Domenica: dalle ore 13 alle 17
Ingresso libero al Duomo
Ingresso alla cappella: 3 € - 3,5 € con audioguida
Per i minori di anni 10 (accompagnati) il biglietto è gratuito
Nella Cappella Maggiore del Duomo di Prato si trovano alcuni degli affreschi più belli del Rinascimento.

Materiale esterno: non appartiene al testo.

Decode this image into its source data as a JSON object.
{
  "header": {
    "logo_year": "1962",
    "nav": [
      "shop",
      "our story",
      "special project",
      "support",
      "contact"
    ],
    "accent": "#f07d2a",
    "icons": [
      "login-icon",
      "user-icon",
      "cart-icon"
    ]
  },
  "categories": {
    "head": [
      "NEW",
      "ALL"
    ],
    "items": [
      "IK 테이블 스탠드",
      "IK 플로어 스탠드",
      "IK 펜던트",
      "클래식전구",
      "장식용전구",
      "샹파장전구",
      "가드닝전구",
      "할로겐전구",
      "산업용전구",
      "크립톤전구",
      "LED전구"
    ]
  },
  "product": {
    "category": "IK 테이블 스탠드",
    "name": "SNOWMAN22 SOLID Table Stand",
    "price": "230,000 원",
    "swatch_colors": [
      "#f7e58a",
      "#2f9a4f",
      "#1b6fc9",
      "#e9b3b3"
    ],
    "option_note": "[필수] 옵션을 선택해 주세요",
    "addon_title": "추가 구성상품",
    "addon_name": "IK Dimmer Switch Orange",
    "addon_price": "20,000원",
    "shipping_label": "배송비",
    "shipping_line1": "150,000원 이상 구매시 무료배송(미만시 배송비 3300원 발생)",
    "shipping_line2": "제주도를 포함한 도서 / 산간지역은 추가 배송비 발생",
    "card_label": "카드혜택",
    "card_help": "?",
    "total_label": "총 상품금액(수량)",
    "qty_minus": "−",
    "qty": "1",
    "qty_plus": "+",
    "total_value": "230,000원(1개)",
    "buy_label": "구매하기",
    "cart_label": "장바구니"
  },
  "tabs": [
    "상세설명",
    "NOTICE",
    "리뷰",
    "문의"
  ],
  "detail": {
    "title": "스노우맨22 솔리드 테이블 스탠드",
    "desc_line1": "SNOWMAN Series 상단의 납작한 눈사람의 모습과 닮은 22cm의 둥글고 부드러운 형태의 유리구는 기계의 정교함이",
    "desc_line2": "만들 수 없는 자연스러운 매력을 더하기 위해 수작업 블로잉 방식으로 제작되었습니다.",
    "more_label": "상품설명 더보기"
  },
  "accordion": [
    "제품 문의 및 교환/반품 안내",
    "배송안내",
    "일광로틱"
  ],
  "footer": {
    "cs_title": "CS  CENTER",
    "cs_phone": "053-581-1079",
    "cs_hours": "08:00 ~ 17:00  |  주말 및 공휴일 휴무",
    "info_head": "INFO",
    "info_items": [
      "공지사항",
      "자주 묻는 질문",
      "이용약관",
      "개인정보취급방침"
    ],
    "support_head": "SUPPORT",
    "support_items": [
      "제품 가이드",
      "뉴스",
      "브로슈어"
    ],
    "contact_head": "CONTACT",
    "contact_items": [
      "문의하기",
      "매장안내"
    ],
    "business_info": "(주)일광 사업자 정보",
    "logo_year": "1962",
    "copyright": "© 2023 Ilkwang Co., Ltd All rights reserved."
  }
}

Sono le storie di Santo Stefano e San Giovanni Battista, l'autore è Filippo Lippi, e il Vasari definì queste pareti “la più eccellente di tutte le cose sue”.
In effetti questo ciclo di affreschi ha rappresentato un vero spartiacque pittorico nella storia dell'arte, un disegno e uno stile assolutamente nuovo, che da un lato riprendeva l'eredità lasciata dalla prematura scomparsa di Masaccio, in termini di prospettiva e volumi, e dall'altro influenzerà fortemente il Botticelli.
Lippi iniziò a lavorare agli affreschi nel 1452 di buona lena, con l'inseparabile assistente Fra Diamante e alcune maestranze locali. Svariati intoppi, tra cui le vicende amorose dello scapestrato Lippi e alcuni guai giudiziari, gli impedirono però di completare l'opera per circa 13 anni. Il prezzo pagato fu di quasi di 2000 fiorini, una cifra incredibile per le committenze dell'epoca.
Il recente restauro, finanziato dal Ministero per i Beni e le Attività culturali, ha riportato alla luce i colori e i volumi delle figure dipinte da Fra Lippi. Si è trattato di uno dei più importanti restauri italiani, durato oltre 5 anni.
Caduto il velo di nerofumo che ricopriva gli affreschi, la famosa Salomè – che ha il dolce volto del grande e travaglaito amore del pittore, Lucrezia Buti - ha ritrovato tutta la sua leggiadria. Insieme a tutti gli altri personaggi che con lei sono rinati a nuova vita. (Copyright SeeTen production)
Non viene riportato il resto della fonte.